I’m playing with Grafana Cloud (free). I’ve deployed the Alloy agent to three different servers. I’m kinda shocked there isn’t any built in alerting for when a server goes offline.

Looks like I can maybe use the up metric, but I’m struggling with the information I’ve found. A lot seems to be outdated (for example when writing a rule). My systems aren’t accessible from the Internet to use ping. I’d rather not use a http check.

Anyone have any suggestions on create a simple alert for an offline server?

-Keith

How do you know that server is offline first?

Just have alloy agent running. Hoping to use data from that, but im open to suggestions.
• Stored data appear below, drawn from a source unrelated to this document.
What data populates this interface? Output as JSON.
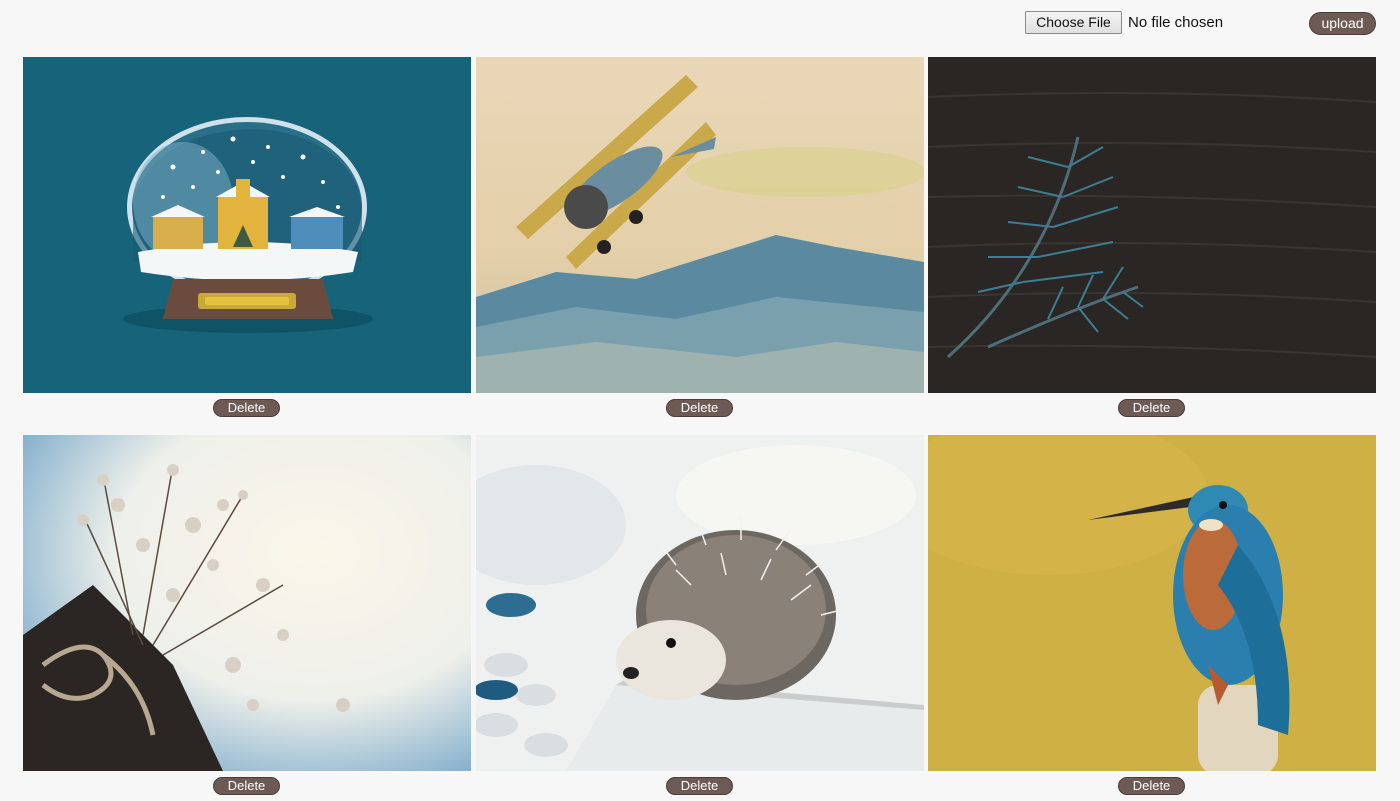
{
  "uploader": {
    "choose_file_label": "Choose File",
    "file_status": "No file chosen",
    "upload_label": "upload"
  },
  "gallery": {
    "items": [
      {
        "subject": "snow-globe",
        "delete_label": "Delete"
      },
      {
        "subject": "biplane",
        "delete_label": "Delete"
      },
      {
        "subject": "fern",
        "delete_label": "Delete"
      },
      {
        "subject": "flowers",
        "delete_label": "Delete"
      },
      {
        "subject": "hedgehog",
        "delete_label": "Delete"
      },
      {
        "subject": "kingfisher",
        "delete_label": "Delete"
      }
    ]
  },
  "colors": {
    "page_bg": "#f7f7f7",
    "button_bg": "#6d5a55",
    "button_text": "#ffffff"
  }
}
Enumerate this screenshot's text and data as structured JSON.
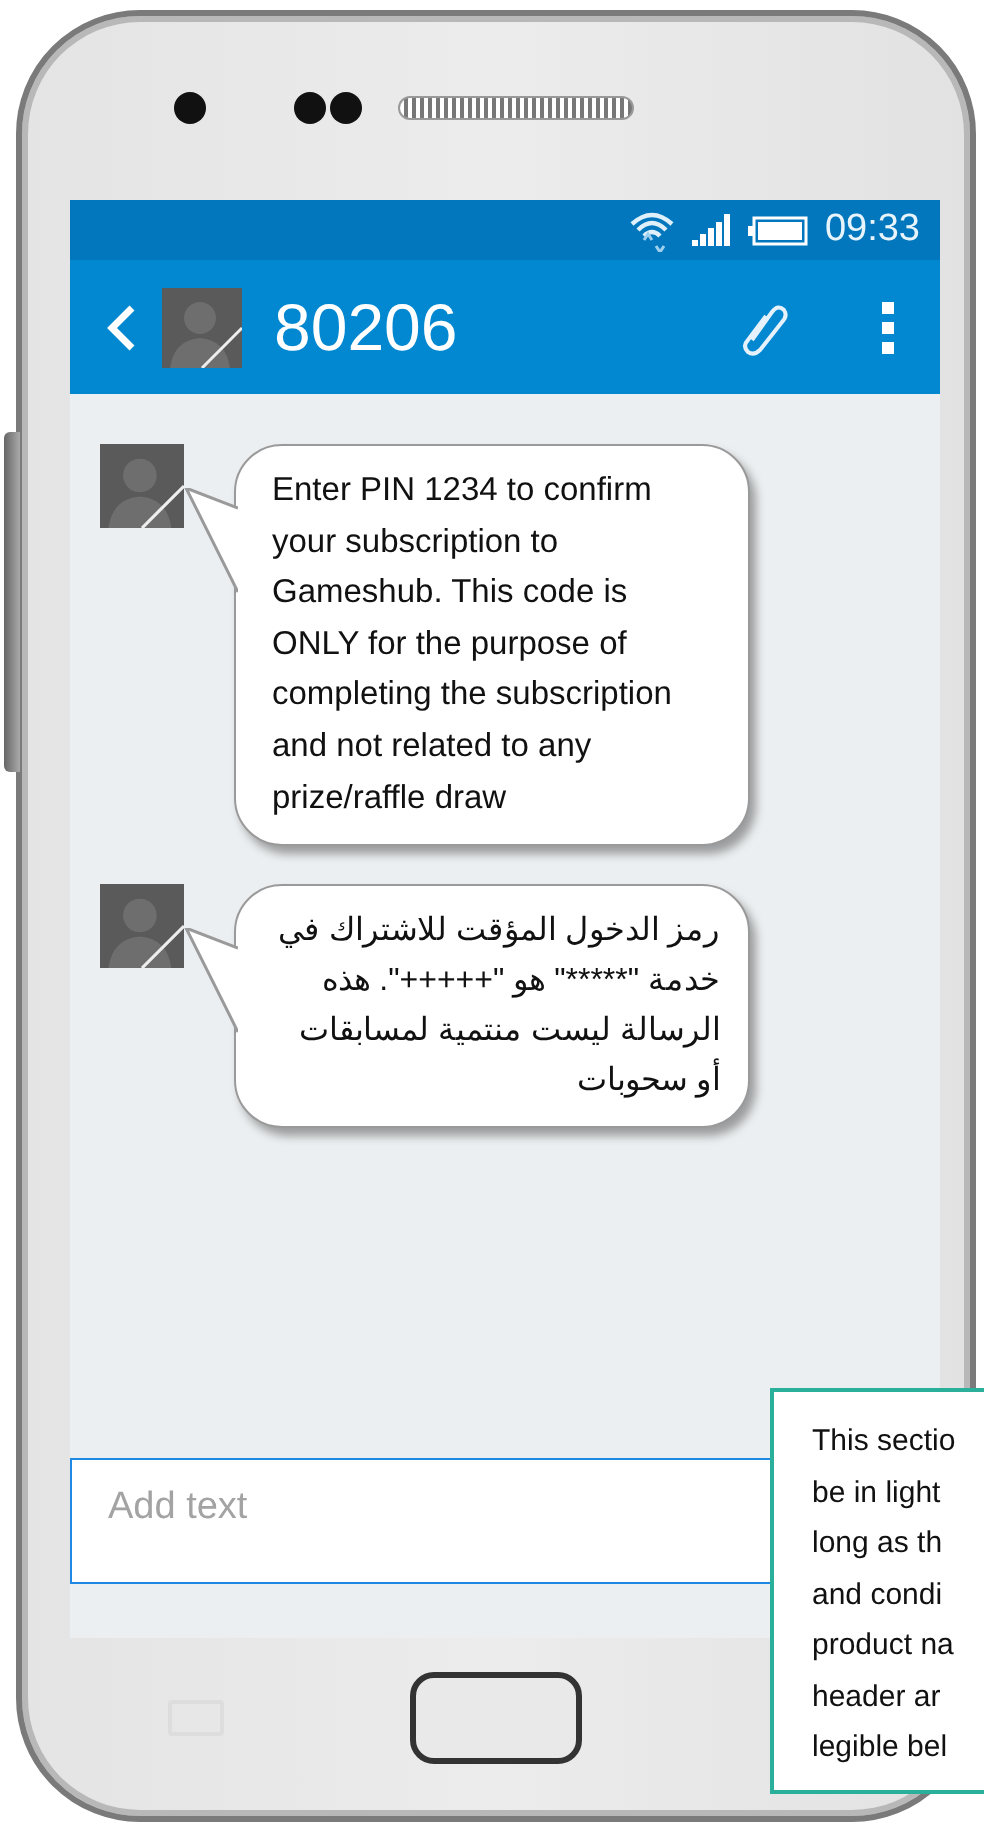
{
  "status_bar": {
    "time": "09:33"
  },
  "header": {
    "title": "80206"
  },
  "messages": [
    {
      "kind": "latin",
      "text": "Enter PIN 1234 to confirm your subscription to Gameshub. This code is ONLY for the purpose of completing the subscription and not related to any prize/raffle draw"
    },
    {
      "kind": "arabic",
      "text": "رمز الدخول المؤقت للاشتراك في خدمة \"*****\" هو \"+++++\". هذه الرسالة ليست منتمية لمسابقات أو سحوبات"
    }
  ],
  "composer": {
    "placeholder": "Add text"
  },
  "annotation": {
    "lines": [
      "This sectio",
      "be in light",
      "long as th",
      "and condi",
      "product na",
      "header ar",
      "legible bel"
    ]
  }
}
It appears the up metric has a value of 1 when server is reporting and no value when it stops.

Correct. But you it won’t be a correct assumption that server is offline, when you don’t have metric. Maybe just alloy is down.
So you shouldn’t be shocked, because “alert when server is offline” is very naive requirement when you will understand it correctly.

You must simplify it, e.g. assume that server is offline when it doesn’t respond on ping (but that may not 100% true, maybe only network admin blocked a ping)
OR
standard solution is that you run verification of the service, which that server provides - that provides main server value. (for example web server: it wouldn’t be high priority alert for me if web server doesn’t respond for ping, have high cpu,memory usage if it still serves web pages with acceptable response time)

The up metric is provided by Prometheus to indicate whether a scrape was successful (1 if successful, 0 if not). Ensure your Prometheus setup is correctly collecting this metric from the Alloy agents deployed on your servers.

To create a simple alert for detecting when a server goes offline using Grafana Cloud and the Alloy agent, you can use the up metric from Prometheus. This metric indicates whether a target is up (1) or down (0).

That’s not correct. There can be networking problem between monitoring (prometheus, alloy,…) and monitored server => up will be 0 also when server itself is up and running.